The move is one of a host of changes endorsed by new NSWRL supremo Dave Trodden, who has declared the Blues needed to embrace a "more professional" set-up to maximise their chances of ending Queensland's eight-year reign.
Coach Laurie Daley has already announced the team will enter pre-match camps in Coffs Harbour and Sydney Olympic Park, abandoning their customary Coogee base for the second time in the past four years.
Other new measures include:
â Appointing a neutral high performance analyst, Dr Craig Duncan, to replace St George Illawarra's Andrew Gray. Duncan currently works at Sydney FC.
â Streamlining Daley's assistant coaching staff to improve communication channels. Brad Fittler and Matt Parish are the only members of last year's squad, which also included Blues greats Jim Dymock and Trent Barrett, who are guaranteed roles in 2014.
â A desire to conduct all field sessions at ANZ Stadium prior to Game II in Sydney.
The most radical change, however, is the decision to fall into line with Queensland and announce the team on the Tuesday - rather than Sunday night - in the week before each of the three rubbers.
Maroons selectors have long felt they enjoyed an advantage knowing the opposition team two days in advance, enabling them to digest and counter any shock selections from south of the Tweed.
But Trodden yesterday said the shift was primarily designed to prevent distraction for Blues players involved in Monday night NRL fixtures, and also the potential for others to let their hair down on the eve of camp.
NSW officialdom received a sobering lesson on the second point last year, when centre Blake Ferguson was embroiled in a sexual assault claim while celebrating his selection with team mate Josh Dugan. Ferguson was dropped from the team, and has since been found guilty.
"Naming the team on Sunday nights has caused distractions for those selected who still have to play on the Monday, so it's also unfair on their clubs," Trodden said.
"The flip side is that some players who've already played that weekend know the first day of camp is generally not too arduous, and could make the wrong choice."
It's likely the team announcement will also replicate Queensland's recent move to transform the event into a gala function involving sponsors and supporters.
Trodden is hoping to host each Tuesday announcement at separate locations in Sydney, possibly as a breakfast, lunch and dinner.

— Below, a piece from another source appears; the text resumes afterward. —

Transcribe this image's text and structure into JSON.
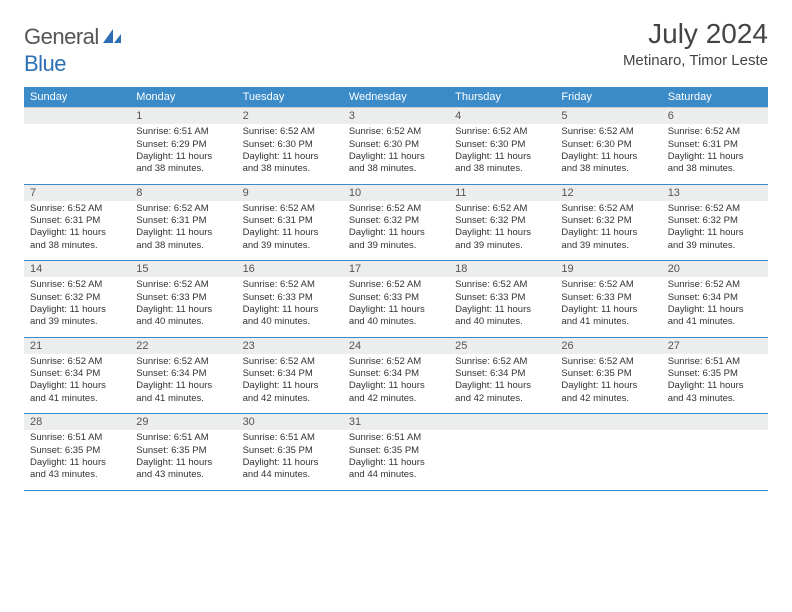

He said the departure from Coogee, where NSW returned in 2011 after a two-year absence under Craig Bellamy, was designed to place the team in a professional environment akin to what their clubs offer.
"We've been training on a public field and in a public gym, where punters often come up to players while they're lifting weights," Trodden said.
"That's probably going backwards from what they're used to at their clubs, whereas at this elite level we should be offering players a more professional set-up.
"Because the camp at Coffs Harbour (Novotel) has hosted so many high profile sports teams, they also offer tailored menus for athletes rather than a generic buffet, which is what the boys have been eating the past few years."